UCLA’s defensive concerns

Mick Cronin’s teams at Cincinnati were known for their defense. His UCLA defenses haven’t been great but we finally started to see the Bruins defend at an elite level during their NCAA Tournament run.

This season has been UCLA’s best on that end under Cronin (18th in AdjD), yet there are some cracks beneath the surface that indicate there are still some problems on that end, and Thursday’s loss to Oregon really highlighted those issues.

Essentially, UCLA goes from a top-tier defense to an average one in the games in which it has faced decent competition. No one will confuse 10-6 Oregon with one of the nation’s top teams right now, but the Ducks were able to shoot at a solid clip (42.9 percent; right on the top 75 average) in their upset victory over the Bruins.

“We’ve got talented guys, but we’ve got to come up with stops down the stretch and we just didn’t do that,” UCLA star Johnny Juzang told reporters after the loss to Oregon. “You can’t have that many mistakes.”

UCLA is still one of the country’s biggest mysteries simply because it hasn’t played in that many games.

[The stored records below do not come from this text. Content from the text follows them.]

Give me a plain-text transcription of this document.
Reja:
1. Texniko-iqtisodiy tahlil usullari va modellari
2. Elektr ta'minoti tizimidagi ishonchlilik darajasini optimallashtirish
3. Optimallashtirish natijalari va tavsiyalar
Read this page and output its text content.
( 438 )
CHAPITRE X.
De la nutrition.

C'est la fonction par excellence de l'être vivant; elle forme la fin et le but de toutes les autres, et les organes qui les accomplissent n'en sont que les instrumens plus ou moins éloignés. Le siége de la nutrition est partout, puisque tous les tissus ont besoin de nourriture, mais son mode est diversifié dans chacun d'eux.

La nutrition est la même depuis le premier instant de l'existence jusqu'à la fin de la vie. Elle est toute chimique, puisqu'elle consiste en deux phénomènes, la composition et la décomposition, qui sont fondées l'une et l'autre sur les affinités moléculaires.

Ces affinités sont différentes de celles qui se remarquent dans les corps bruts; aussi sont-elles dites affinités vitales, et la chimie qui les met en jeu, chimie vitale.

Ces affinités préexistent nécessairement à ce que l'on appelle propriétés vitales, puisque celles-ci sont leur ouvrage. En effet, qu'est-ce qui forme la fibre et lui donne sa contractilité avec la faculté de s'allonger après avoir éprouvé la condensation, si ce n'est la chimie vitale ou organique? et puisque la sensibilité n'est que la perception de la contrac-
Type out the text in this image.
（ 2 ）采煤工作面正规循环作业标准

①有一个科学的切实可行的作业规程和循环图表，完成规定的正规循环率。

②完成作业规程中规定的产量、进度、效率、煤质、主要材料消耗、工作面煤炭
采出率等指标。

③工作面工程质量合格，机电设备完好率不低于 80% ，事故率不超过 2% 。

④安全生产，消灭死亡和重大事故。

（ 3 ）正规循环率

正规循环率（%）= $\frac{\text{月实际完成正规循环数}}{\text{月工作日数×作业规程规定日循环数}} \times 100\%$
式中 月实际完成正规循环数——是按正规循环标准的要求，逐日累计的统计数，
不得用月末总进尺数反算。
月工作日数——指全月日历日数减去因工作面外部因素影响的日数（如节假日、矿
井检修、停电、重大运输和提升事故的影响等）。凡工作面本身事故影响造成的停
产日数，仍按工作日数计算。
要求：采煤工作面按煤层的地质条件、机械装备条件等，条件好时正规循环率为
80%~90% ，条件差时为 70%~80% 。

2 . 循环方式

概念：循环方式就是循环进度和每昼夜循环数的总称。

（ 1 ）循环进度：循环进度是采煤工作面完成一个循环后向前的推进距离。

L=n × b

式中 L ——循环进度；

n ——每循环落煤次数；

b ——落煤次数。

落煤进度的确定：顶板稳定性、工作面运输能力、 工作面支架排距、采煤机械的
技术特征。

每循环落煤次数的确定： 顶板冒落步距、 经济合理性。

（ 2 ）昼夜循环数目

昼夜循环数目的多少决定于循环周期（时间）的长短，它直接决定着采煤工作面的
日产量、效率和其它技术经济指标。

A nearly month-long COVID pause caused several of the Bruins’ marquee games to be postponed, meaning they are the top team we know the least about.

The defensive performance against Oregon showcased some weak spots that signal this UCLA team may not be as good as we thought in November, or at least that it hasn’t been playing near that level yet.

Don’t forget about Gonzaga

Remember these guys?

I know it has been about a month since Gonzaga was in the mainstream college basketball consciousness but, if Baylor is to fall from No. 1 in the AP rankings, the Bulldogs are set to regain their top spot after housing BYU 110-84 on Thursday night. Mark Few’s squad has already overtaken the Bears atop the KenPom rankings.

It feels like the Zags were largely written off after losing to Alabama on Dec. 4. It was their second loss in three games (Duke) and there were legitimate problems plaguing them, which I wrote about in that week’s Rauf Report. Those weaknesses — namely turnovers and 3-point shooting — have drastically improved since.

It does help that Gonzaga’s schedule got significantly lighter in late December — more on this in a second, you silly people who jumped in saying “they don’t play anyone anyway!” in your head — so we’ll only look at the two games they’ve played against KenPom top-30 competition since the Alabama loss: Texas Tech and BYU.

Gonzaga won the turnover battle in each of those games and shot a combined 24-for-52 (46.2 percent) from three. Those numbers look even better when put into the context of both opposing defenses — Texas Tech is top 5 in adjusted efficiency; BYU entered Thursday’s game in the top 20.

Obviously, a two-game sample doesn’t mean these issues are “fixed” and won’t pop up down the line, but Gonzaga will be tested in conference play in a way it hasn’t been. BYU, Saint Mary’s and San Francisco all have legitimate at-large resumes and all are currently projected to be top-11 seeds in HeatCheckCBB bracketologist Lukas Harkins’ latest update. Santa Clara also ranks No. 41 in the latest DPI rankings.

The WCC is not the cakewalk casual fans might believe. Because of that, Gonzaga’s improvement in those areas will either continue and be legitimized or proven to be a sign of false hope.

Given what we saw against BYU on Thursday night, though, I think Gonzaga has cleaned up those problems and will be the dominant force they were early in the season.